Donald Trump volvió a mostrar su estilo volátil e impredecible. Este domingo, el Presidente de Estados Unidos anunció la postergación de los aranceles del 50% a la Unión Europea, una medida que tenía en vilo a los mercados internacionales y amenazaba con desatar una nueva tormenta económica global. La tregua llega después de una conversación telefónica que el propio Trump calificó como “muy agradable” con Ursula von der Leyen, presidenta de la Comisión Europea.
La decisión, que retrasa la aplicación de los aranceles hasta el 9 de julio, ocurre tras semanas de amenazas cruzadas, acusaciones de manipulación comercial y un clima creciente de tensión transatlántica. Trump se había quejado de supuestas trabas regulatorias impuestas por el bloque europeo a las empresas estadounidenses, y acusó a Bruselas de entorpecer las negociaciones a propósito.
En respuesta, la Unión Europea había preparado una batería de represalias, incluyendo aranceles del 20%, lo que apuntaba a una inminente escalada comercial. Sin embargo, el bloque decidió presentar una nueva propuesta comercial que revitalizó las conversaciones entre ambas partes.

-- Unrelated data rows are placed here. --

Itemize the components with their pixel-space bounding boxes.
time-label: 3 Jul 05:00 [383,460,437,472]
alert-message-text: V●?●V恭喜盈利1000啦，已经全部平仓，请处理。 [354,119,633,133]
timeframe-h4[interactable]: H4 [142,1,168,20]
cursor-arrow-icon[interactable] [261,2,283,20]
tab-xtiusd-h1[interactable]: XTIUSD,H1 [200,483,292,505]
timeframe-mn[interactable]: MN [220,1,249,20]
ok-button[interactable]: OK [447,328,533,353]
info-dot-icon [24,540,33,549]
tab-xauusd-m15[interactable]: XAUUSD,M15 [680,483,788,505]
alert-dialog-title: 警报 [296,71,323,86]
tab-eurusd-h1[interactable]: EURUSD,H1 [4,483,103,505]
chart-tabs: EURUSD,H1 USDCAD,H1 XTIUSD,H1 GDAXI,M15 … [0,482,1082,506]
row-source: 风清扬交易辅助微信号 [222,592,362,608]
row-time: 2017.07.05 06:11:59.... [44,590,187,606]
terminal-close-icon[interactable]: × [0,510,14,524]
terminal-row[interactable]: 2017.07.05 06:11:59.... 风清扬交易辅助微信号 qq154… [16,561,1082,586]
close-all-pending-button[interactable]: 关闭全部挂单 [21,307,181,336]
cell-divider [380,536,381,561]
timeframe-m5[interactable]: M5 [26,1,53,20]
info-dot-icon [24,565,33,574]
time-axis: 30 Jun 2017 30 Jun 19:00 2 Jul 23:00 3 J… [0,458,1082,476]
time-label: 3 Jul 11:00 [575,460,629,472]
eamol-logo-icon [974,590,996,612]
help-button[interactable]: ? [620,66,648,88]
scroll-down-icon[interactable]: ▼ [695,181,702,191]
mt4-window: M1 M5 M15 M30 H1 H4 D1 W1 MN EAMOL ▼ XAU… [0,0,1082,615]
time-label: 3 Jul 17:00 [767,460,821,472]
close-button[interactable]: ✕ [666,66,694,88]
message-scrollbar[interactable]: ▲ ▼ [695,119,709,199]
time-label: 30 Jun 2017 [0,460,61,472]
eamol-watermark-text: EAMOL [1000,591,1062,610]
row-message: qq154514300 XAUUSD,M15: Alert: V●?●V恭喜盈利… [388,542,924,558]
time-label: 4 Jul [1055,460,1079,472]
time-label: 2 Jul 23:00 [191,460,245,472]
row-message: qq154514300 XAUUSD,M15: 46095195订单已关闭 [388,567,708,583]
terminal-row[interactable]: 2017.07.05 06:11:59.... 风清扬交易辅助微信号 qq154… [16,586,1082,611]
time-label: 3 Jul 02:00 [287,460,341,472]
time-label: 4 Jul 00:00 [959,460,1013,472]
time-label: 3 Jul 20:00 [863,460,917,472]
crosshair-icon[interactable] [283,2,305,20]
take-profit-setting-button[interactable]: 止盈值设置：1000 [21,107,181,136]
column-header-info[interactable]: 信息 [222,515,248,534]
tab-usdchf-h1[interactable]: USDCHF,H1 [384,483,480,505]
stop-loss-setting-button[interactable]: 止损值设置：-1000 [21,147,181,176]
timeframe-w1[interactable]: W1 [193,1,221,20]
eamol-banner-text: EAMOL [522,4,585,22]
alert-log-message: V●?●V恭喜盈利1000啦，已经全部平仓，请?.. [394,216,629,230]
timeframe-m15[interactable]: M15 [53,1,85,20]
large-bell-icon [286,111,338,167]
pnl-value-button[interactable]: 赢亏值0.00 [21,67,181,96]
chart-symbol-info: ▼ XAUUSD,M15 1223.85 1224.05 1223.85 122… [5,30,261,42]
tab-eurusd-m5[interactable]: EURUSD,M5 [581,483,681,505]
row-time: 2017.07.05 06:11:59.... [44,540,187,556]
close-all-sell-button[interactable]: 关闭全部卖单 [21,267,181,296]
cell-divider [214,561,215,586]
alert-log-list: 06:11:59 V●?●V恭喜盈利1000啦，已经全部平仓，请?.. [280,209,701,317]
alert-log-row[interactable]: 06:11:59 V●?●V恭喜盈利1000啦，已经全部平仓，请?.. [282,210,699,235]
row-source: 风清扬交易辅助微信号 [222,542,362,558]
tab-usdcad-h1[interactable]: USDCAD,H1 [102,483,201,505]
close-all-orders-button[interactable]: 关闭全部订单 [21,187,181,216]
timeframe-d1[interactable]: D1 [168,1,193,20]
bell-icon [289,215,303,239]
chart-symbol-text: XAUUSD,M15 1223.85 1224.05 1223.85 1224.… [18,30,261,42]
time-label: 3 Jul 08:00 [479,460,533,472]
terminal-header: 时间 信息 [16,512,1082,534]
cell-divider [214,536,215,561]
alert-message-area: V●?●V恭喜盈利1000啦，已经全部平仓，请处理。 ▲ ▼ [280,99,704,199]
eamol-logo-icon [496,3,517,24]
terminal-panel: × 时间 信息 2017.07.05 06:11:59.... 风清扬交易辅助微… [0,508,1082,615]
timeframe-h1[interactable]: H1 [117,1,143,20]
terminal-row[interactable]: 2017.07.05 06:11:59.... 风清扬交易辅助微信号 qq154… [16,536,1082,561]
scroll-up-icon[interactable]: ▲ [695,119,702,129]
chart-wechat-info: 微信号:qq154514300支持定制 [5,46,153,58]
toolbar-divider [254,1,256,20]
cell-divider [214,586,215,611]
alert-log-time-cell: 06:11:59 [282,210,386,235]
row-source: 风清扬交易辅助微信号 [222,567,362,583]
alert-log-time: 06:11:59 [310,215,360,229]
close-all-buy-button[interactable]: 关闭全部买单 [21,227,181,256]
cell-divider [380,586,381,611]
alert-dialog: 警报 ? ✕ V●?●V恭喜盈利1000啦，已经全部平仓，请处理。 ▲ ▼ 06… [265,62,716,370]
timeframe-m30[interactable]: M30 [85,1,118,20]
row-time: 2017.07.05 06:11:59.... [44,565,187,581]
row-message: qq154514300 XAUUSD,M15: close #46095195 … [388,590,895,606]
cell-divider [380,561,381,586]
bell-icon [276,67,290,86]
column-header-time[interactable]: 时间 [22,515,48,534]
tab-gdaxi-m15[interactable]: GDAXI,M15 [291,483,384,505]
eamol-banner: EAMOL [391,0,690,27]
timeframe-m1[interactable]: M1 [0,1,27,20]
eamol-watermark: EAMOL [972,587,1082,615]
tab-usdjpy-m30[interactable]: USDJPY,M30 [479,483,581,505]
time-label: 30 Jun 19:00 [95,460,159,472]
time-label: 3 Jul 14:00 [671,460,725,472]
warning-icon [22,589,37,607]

Según fuentes oficiales, el viernes se celebró una conversación clave entre el responsable comercial europeo, Maros Sefcovic, y su homólogo estadounidense, Jamieson Greer. Ese contacto habría sido el catalizador de la llamada de alto nivel entre Trump y von der Leyen.
Pese a esta pausa, el telón de fondo sigue siendo tenso. La amenaza de Trump de aplicar un arancel del 50% a productos europeos no es un mero gesto simbólico. Un golpe de ese calibre afectaría un comercio bilateral de más de 321 mil millones de dólares, según cálculos de Bloomberg Economics. El propio informe advierte que esta guerra arancelaria podría reducir el PIB estadounidense en un 0.6% y disparar la inflación en al menos un 0.3%.
La maniobra de Trump, sin embargo, no es solo económica, sino política. En medio de su campaña por la reelección, busca mostrarse como un líder firme que protege los intereses de su país, aun cuando ello implique desafiar a sus aliados históricos. La jugada también es una advertencia a Asia: Trump ha amenazado con aranceles del 25% a Samsung si no traslada su producción a suelo norteamericano.
Ursula von der Leyen, por su parte, se mostró diplomática. Dijo que “Europa está lista para avanzar con rapidez y decisión” en las negociaciones, pero recordó que “un buen acuerdo requiere tiempo”. La fecha límite impuesta por Trump, el 9 de julio, marca el final de una tregua de 90 días que él mismo había concedido.
Con este movimiento, Trump gana tiempo, presión y protagonismo. Europa, por ahora, respira. Pero la espada de Damocles sigue pendiendo sobre Bruselas. Y el mundo observa, otra vez, cómo la economía global depende del teléfono rojo de un magnate que gobierna tuiteando.